Two days after announcing the opening of the appropriately named Zig Zag London offices for its asset and wealth management arms, Deutsche Bank announced it is revamping its Strategy 2020, with some familiar elements.
So familiar, in fact, that one could be forgiven for thinking that Deutsche Bank is doomed to the Nietzschean nightmare of the eternal return, ever-fated to repeat the mistakes of the past without benefiting from lived experience.
Although shareholders have reacted poorly to the plan – wiping off some €500 million in market capitalization as of Thursday, compared to before the announcement – there are elements of it that should console those who fear that Deutsche is merely flailing helplessly in the void it will eventually descend into.
On Sunday, the bank announced it will seek to issue 687.5 million new shares, ditch the potential sale or IPO of Postbank and instead combine it into the private & commercial clients division (while keeping the brand name), float a minority stake in Deutsche Asset Management, sell off tens of billions in euros more of assets and – one year after separating it out – recombining its trading unit with the CIB, along with transaction banking and corporate finance.
It’s basically a restructuring of the bank’s strategy around the central fact that an IPO or sale of Postbank simply isn’t going to happen: an IPO wouldn’t raise enough money to keep shareholders happy, and a sale of the unit – valued deep below what Deutsche paid for it – at a loss would burn away too much capital.
Once management swallowed that pill, plans had to change.
There have been so many changes in strategy it would be easy to confuse the “2020” in Strategy 2020 with its ordinal sequence, rather than target date
However, the resulting strategy hasn’t appeased equity investors. By Tuesday, the bank’s share price was down 9.57% from the previous Friday’s close, to €17.28 – or a loss of more than €1 billion in market capitalization.
Markets were unconvinced, it seems, that the sudden realization that Postbank is actually worth keeping was a genuine eureka moment for management, though, to be fair, chief executive John Cryan said on the Sunday call with journalists that the plan had always been to sell Postbank only if it was capital accretive.
“We couldn’t afford to keep it and we couldn’t afford to sell it,” he added on the call.
And, while Strategy 2020 put a 2018 deadline on hitting a greater than 10% return on tangible equity (RoTE), the ‘new’ financial target simply says the bank wants merely to hit 10% in a “normalized operating environment”.
That target is the RoTE that, as a rule of thumb, covers cost of capital for an average bank. Deutsche is no average bank, as investors that have held on through recent extreme share-price volatility can attest.
There is also the question of whether Deutsche is raising enough capital with its new plan. Cryan said he thinks the €2 billion in proceeds the bank will reap from the flotation of a minor stake in Deutsche Asset Management is a low estimate, of course.
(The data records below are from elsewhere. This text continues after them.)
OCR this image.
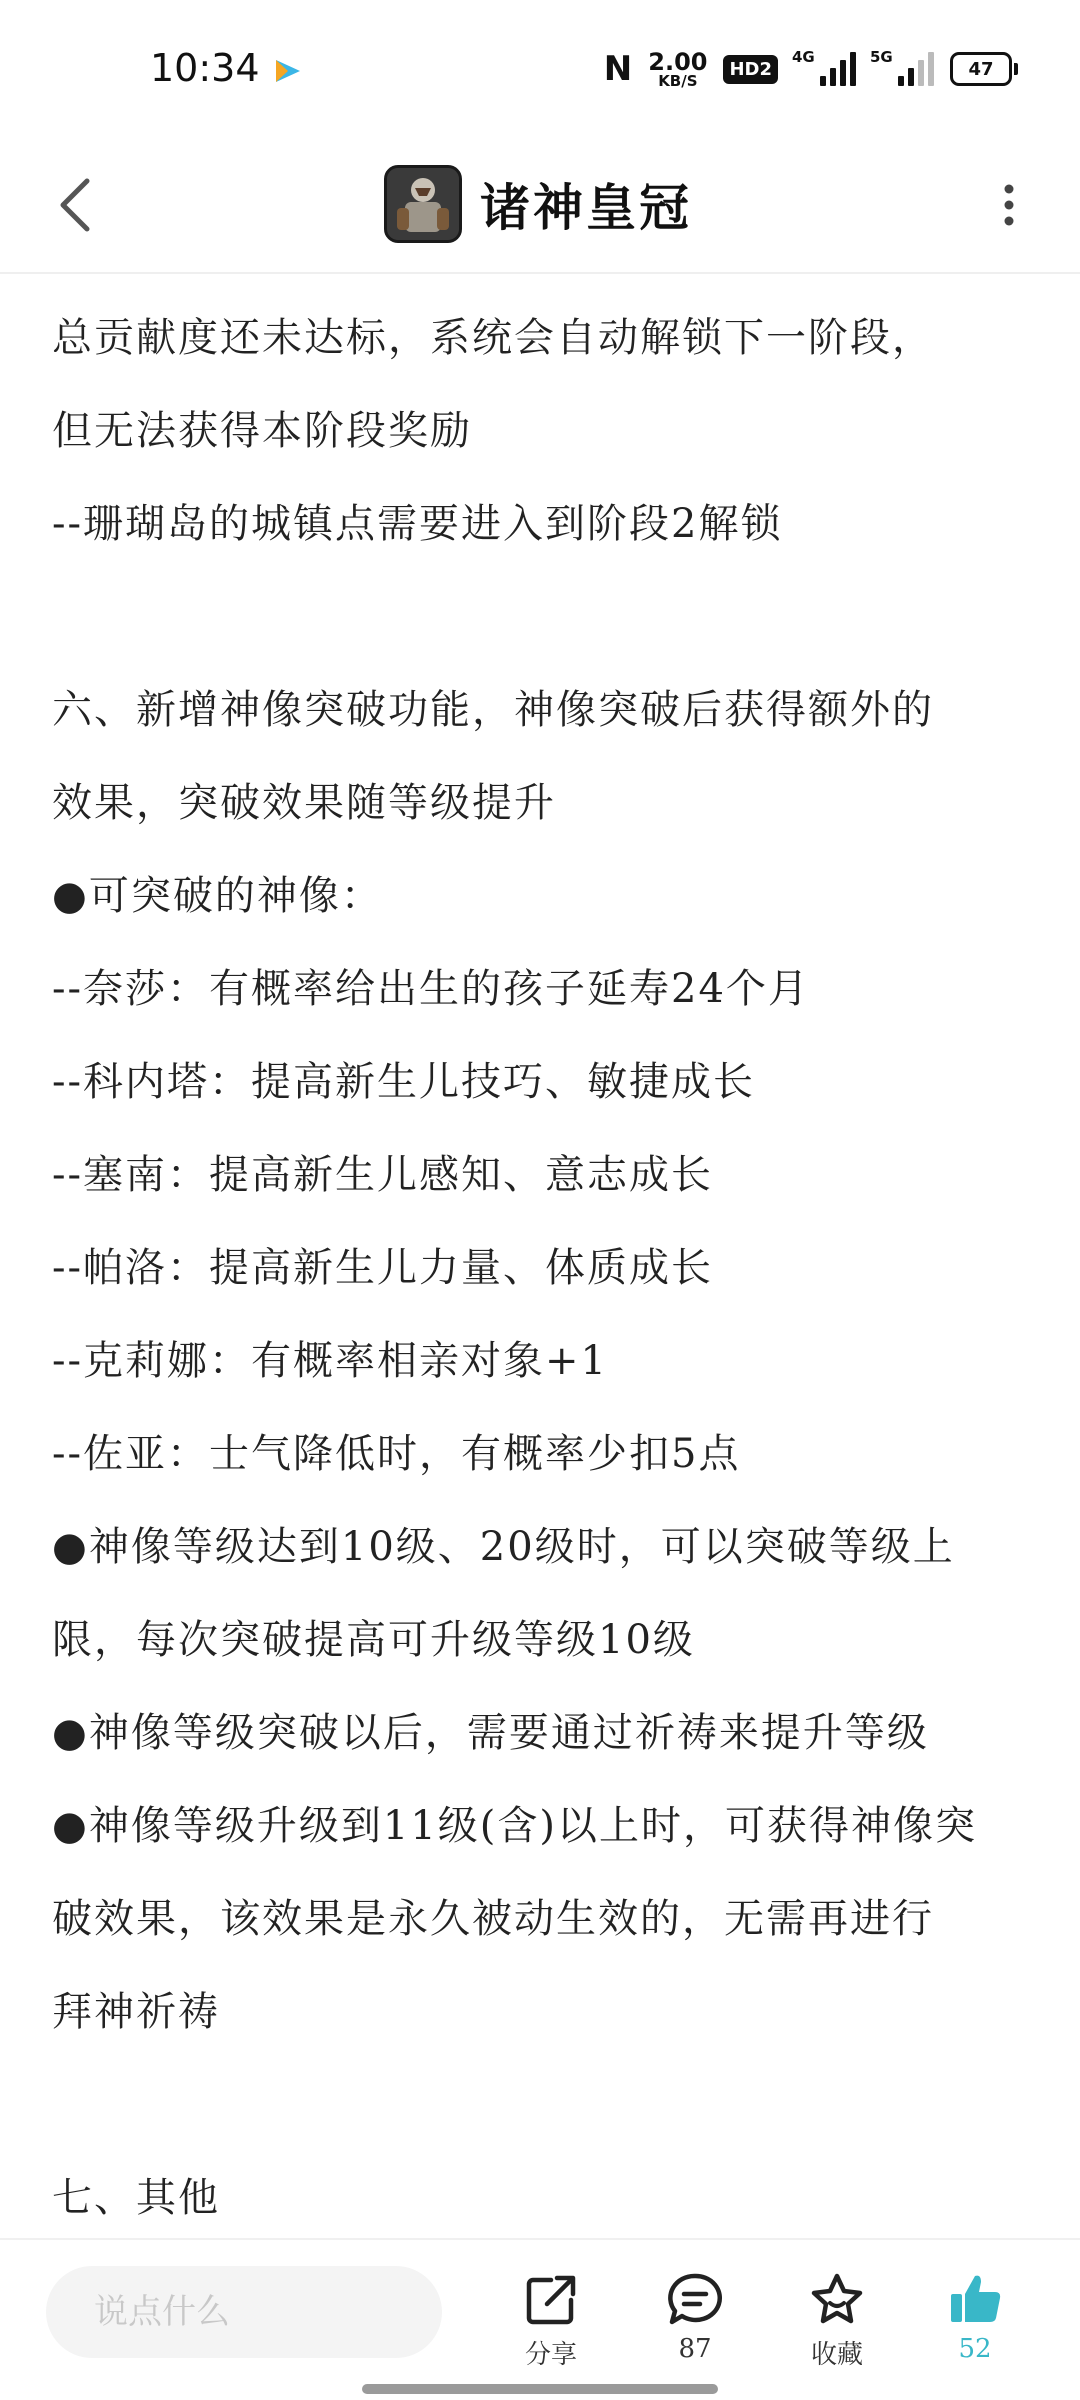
10:34	N 2.00
KB/S
HD2
4G	5G
47
诸神皇冠
总贡献度还未达标，系统会自动解锁下一阶段，
但无法获得本阶段奖励
--珊瑚岛的城镇点需要进入到阶段2解锁
六、新增神像突破功能，神像突破后获得额外的
效果，突破效果随等级提升
●可突破的神像：
--奈莎：有概率给出生的孩子延寿24个月
--科内塔：提高新生儿技巧、敏捷成长
--塞南：提高新生儿感知、意志成长
--帕洛：提高新生儿力量、体质成长
--克莉娜：有概率相亲对象+1
--佐亚：士气降低时，有概率少扣5点
●神像等级达到10级、20级时，可以突破等级上
限，每次突破提高可升级等级10级
●神像等级突破以后，需要通过祈祷来提升等级
●神像等级升级到11级(含)以上时，可获得神像突
破效果，该效果是永久被动生效的，无需再进行
拜神祈祷
七、其他
说点什么
分享	87	收藏	52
Neither is it certain, unlike the underwritten capital raise.
And, in any case by some estimates, in a bad scenario, the bank could have to raise billions more in capital to hit its minimum CET1 ratio under the ECB’s Supervisory Review and Evaluation Process – so how lowball of a figure is €2 billion, really?
But there are parts of the plan that make welcome, transparent logic.
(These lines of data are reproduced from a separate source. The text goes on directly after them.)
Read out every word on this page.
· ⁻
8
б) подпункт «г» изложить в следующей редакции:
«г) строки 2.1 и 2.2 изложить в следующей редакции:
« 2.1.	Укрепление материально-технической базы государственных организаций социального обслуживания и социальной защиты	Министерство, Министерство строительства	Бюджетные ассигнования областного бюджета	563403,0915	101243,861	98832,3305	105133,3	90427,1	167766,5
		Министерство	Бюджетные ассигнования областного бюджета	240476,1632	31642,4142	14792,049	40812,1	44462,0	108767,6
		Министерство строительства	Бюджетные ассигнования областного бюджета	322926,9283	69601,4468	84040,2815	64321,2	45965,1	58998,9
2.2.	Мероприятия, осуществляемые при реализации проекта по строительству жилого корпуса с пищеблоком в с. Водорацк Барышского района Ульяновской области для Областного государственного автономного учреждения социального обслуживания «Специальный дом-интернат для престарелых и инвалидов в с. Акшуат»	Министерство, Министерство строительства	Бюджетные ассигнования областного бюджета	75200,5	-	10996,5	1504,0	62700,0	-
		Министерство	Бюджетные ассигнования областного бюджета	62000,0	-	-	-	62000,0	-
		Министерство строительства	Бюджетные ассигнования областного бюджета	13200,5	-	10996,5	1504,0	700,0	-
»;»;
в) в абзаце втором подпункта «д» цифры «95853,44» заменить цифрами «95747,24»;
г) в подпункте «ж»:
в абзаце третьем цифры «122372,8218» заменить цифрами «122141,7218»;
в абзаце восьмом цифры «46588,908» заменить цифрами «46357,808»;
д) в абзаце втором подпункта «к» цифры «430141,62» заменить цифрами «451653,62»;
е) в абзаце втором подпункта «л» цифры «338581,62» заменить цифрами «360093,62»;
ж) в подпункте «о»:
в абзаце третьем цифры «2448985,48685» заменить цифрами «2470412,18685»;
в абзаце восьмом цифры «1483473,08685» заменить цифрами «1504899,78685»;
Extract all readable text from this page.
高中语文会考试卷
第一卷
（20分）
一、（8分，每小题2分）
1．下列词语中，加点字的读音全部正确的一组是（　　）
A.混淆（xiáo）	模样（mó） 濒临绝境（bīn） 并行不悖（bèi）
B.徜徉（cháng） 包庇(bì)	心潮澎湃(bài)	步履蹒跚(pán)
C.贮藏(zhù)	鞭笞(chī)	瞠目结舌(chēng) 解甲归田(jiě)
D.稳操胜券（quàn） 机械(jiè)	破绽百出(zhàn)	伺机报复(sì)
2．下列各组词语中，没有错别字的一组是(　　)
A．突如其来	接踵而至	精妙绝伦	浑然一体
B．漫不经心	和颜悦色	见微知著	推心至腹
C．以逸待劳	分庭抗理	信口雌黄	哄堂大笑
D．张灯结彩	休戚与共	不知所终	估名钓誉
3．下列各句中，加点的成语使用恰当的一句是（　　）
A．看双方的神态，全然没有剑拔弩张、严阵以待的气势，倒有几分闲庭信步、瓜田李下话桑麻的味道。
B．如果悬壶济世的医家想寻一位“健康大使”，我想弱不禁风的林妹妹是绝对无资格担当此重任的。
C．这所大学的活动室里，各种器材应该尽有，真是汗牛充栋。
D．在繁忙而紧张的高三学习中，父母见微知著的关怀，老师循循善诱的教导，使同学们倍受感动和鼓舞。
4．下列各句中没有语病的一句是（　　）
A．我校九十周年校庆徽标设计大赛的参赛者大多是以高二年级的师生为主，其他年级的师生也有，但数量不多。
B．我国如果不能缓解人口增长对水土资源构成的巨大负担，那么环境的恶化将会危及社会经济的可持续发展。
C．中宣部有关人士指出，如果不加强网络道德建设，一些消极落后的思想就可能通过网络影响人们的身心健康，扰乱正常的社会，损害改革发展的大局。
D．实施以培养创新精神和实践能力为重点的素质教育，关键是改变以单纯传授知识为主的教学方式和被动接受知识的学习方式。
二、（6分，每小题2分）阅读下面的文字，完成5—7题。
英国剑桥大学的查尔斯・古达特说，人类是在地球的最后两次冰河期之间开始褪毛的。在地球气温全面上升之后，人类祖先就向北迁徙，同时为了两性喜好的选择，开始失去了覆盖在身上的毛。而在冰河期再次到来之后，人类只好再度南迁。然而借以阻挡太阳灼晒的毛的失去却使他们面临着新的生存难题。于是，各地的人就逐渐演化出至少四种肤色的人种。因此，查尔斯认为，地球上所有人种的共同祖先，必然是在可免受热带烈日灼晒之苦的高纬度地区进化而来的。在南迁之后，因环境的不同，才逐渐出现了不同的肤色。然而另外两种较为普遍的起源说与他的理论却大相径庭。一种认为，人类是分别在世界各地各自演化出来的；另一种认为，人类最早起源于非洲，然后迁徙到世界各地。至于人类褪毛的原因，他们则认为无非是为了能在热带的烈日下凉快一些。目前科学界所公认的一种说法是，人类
Putting corporate financing, global markets and transaction banking under one (accounting) roof makes eminent sense. Splitting them up, as the bank did last year, made less, since the idea was to organize the groups “along client lines” – but traditional CIBs have markets divisions and banking divisions under the same roof because client sets overlap.
Thus Cryan should not have been surprised to learn, as he noted on the Sunday call, that the bank had found that teams were duplicated between separate groups, and, frustratingly, that separating them had created gaps in coverage, since “we were engaging, from two different angles, the same client set.” This is basic stuff.
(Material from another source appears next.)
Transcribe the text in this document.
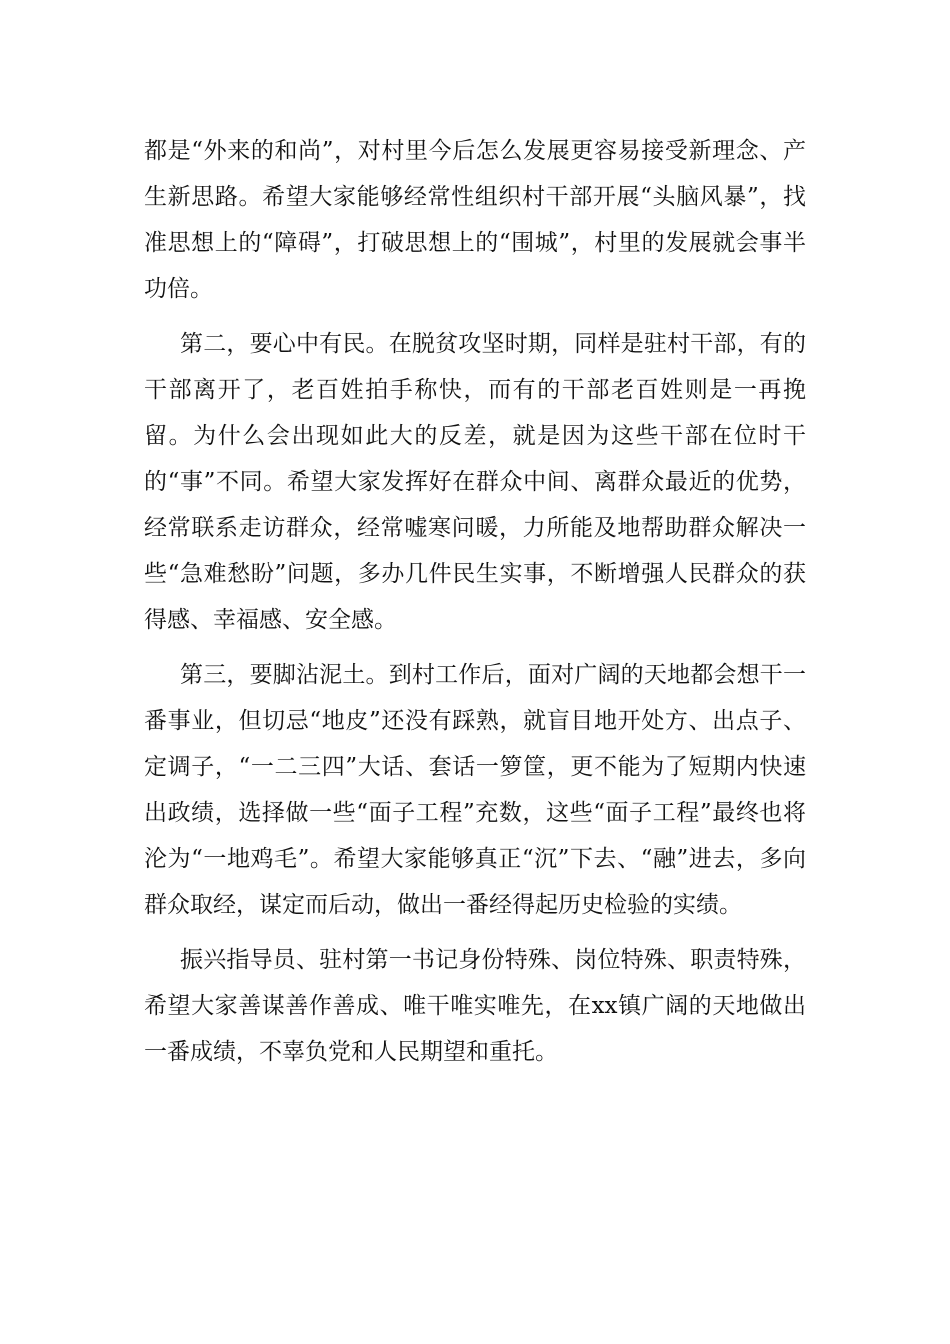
都是“外来的和尚”，对村里今后怎么发展更容易接受新理念、产生新思路。希望大家能够经常性组织村干部开展“头脑风暴”，找准思想上的“障碍”，打破思想上的“围城”，村里的发展就会事半功倍。

第二，要心中有民。在脱贫攻坚时期，同样是驻村干部，有的干部离开了，老百姓拍手称快，而有的干部老百姓则是一再挽留。为什么会出现如此大的反差，就是因为这些干部在位时干的“事”不同。希望大家发挥好在群众中间、离群众最近的优势，经常联系走访群众，经常嘘寒问暖，力所能及地帮助群众解决一些“急难愁盼”问题，多办几件民生实事，不断增强人民群众的获得感、幸福感、安全感。

第三，要脚沾泥土。到村工作后，面对广阔的天地都会想干一番事业，但切忌“地皮”还没有踩熟，就盲目地开处方、出点子、定调子，“一二三四”大话、套话一箩筐，更不能为了短期内快速出政绩，选择做一些“面子工程”充数，这些“面子工程”最终也将沦为“一地鸡毛”。希望大家能够真正“沉”下去、“融”进去，多向群众取经，谋定而后动，做出一番经得起历史检验的实绩。

振兴指导员、驻村第一书记身份特殊、岗位特殊、职责特殊，希望大家善谋善作善成、唯干唯实唯先，在xx镇广阔的天地做出一番成绩，不辜负党和人民期望和重托。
The flotation of a minority stake in Deutsche’s asset management arm, though sold on typically ambiguous terms such as “unleashing [its] growth potential”, should, besides being capital accretive, also help to align staffers’ compensation with performance – something that has been a problem at other bank-owned asset managers, since stock comprises part of performance, and bank stocks (especially Deutsche’s) have struggled in the years since the crisis.
Additionally, pulling Postbank into the fold could have as yet unmentioned benefits.
Deutsche has its own retail branches across Europe. Given appetite for acquisitions among banks might revive in a higher interest-rate environment — Deutsche could find itself with interesting opportunities to sell select retail branches to competitors, consolidating its focus in Germany, where it has a leg up over competitors such as Commerzbank due to its size.
Finally, if the bank can achieve a CET1 ratio of above 13%, it will make it one of the most well-capitalized banks of its peer group.
There have been so many changes in strategy it would be easy to confuse the “2020” in Strategy 2020 with its ordinal sequence, rather than target date, and that seems to be part of what equity investors have reacted against.
But this new strategy might actually represent the first time in a long time that Deutsche Bank will truly be able to focus on building capital, reducing leverage and becoming a bank that really is, as Berenberg analyst James Chappell put it in a recent client note, a “sum of its parts”.
That’s not a hugely ambitious target, but it’s a good start.